Lucent’s implementation of EVRC in the infrastructure was a software upgrade to the existing speech coder platform, rather than a complete redesign and switch out. This was the most desirable solution for infrastructure due to the fact that replacement of deployed equipment was cost prohibitive. The task was non-trivial since the existing platform had been designed to the performance requirements of a less complex speech coder.

This massive effort was a major achievement: concept, specification, development, integration, field trials and production ramp were completed in less than six months. This could not have been done without a coordinated effort between the service provider, the equipment manufacturers and Lucent Technologies.

EVRC is the first of many developments in the industry’s push to close the gap between wireless and wireline communications. Other developments include quality, cost, services, ease of use, and availability.

Today, the Korean market is driving the deployment of EVRC. As CDMA technology deploys in other regions of the world, service providers may face the same dilemma — competitive pressures and systems capacity. Given the demonstrated benefits of EVRC, they may choose to address the challenge in the same manner. Although, with the rapid pace of technology advancements in both speech coding algorithms and signal processing hardware, it’s likely that more alternatives will become available.

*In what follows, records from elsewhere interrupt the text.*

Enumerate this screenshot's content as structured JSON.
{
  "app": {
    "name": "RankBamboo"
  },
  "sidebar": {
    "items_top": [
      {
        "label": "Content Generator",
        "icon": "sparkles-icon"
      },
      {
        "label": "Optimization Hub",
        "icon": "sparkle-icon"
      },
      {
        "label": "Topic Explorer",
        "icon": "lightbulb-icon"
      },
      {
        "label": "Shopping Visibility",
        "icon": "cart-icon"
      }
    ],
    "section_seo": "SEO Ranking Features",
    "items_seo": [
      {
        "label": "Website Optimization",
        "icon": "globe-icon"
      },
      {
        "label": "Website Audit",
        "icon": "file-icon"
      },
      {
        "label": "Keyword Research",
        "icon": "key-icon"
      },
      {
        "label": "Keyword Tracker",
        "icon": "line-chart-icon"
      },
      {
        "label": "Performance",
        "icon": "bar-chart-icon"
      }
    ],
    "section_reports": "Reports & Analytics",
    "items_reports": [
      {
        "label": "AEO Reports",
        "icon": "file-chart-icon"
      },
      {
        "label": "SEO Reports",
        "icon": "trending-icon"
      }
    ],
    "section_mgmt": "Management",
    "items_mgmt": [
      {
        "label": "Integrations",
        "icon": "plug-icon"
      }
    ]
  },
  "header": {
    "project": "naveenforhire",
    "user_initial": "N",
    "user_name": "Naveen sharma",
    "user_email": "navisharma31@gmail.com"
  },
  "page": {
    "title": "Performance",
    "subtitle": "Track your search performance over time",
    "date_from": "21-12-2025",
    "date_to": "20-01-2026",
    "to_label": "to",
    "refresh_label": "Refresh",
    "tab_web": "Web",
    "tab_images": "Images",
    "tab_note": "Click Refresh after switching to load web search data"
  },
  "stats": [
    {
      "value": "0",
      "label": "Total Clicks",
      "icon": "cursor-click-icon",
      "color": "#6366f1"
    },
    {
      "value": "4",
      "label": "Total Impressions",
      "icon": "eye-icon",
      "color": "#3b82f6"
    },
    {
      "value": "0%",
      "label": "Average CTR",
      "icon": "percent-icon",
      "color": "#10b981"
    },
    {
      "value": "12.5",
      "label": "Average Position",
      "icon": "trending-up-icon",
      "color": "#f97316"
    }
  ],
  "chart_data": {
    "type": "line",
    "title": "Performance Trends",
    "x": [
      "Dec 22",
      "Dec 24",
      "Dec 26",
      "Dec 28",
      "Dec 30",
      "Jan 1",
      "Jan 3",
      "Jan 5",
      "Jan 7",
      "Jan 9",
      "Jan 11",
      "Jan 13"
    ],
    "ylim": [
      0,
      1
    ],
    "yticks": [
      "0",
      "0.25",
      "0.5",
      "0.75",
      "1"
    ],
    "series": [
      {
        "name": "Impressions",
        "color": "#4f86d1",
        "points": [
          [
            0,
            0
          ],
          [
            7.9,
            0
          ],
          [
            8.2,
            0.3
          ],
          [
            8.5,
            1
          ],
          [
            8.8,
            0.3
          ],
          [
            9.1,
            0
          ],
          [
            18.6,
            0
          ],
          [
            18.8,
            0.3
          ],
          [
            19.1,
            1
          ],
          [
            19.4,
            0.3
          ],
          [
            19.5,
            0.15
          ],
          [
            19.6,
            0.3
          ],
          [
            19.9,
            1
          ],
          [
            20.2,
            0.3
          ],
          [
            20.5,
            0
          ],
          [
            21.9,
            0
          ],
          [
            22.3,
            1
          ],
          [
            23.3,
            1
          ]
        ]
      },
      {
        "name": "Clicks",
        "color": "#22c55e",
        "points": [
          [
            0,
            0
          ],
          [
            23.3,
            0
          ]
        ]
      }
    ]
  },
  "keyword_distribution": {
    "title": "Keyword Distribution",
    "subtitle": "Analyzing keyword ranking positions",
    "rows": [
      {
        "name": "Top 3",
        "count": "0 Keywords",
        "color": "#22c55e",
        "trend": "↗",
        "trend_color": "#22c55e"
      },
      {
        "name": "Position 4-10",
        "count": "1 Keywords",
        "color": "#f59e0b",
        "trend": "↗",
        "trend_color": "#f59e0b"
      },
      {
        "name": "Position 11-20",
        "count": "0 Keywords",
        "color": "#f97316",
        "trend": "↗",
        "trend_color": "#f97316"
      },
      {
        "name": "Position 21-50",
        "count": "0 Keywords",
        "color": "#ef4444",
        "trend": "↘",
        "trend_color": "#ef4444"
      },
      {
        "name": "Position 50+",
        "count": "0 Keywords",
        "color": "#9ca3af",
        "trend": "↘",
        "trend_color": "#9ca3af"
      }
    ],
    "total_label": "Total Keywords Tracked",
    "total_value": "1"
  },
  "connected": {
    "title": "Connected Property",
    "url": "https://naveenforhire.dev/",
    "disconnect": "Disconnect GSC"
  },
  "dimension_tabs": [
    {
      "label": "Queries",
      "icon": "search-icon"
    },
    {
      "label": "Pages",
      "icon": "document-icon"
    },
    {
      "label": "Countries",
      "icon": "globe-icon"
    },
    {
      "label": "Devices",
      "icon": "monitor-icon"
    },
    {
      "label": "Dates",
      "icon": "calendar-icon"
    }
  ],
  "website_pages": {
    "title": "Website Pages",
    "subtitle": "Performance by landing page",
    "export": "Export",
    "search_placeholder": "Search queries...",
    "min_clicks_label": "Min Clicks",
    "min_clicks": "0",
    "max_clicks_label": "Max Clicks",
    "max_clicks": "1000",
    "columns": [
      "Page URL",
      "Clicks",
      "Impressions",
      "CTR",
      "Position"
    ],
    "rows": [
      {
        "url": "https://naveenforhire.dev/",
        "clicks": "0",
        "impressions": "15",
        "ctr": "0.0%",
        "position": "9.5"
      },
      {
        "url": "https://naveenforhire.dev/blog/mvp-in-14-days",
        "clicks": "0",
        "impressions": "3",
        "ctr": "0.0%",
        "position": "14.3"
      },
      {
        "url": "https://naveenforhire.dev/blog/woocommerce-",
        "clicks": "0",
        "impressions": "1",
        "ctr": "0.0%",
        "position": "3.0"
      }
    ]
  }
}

On the signal processing front, the next generation of DSP architectures is now available. Lucent recently introduced its DSP16000 family, for instance, which is designed to specifically address the future needs of the wireless communications market. It offers more than twice the performance of current DSPs with reduced power consumption and costs. This level of processing capability will be crucial in the development of even better speech coders, with advanced features such as voice recognition and high speed data services.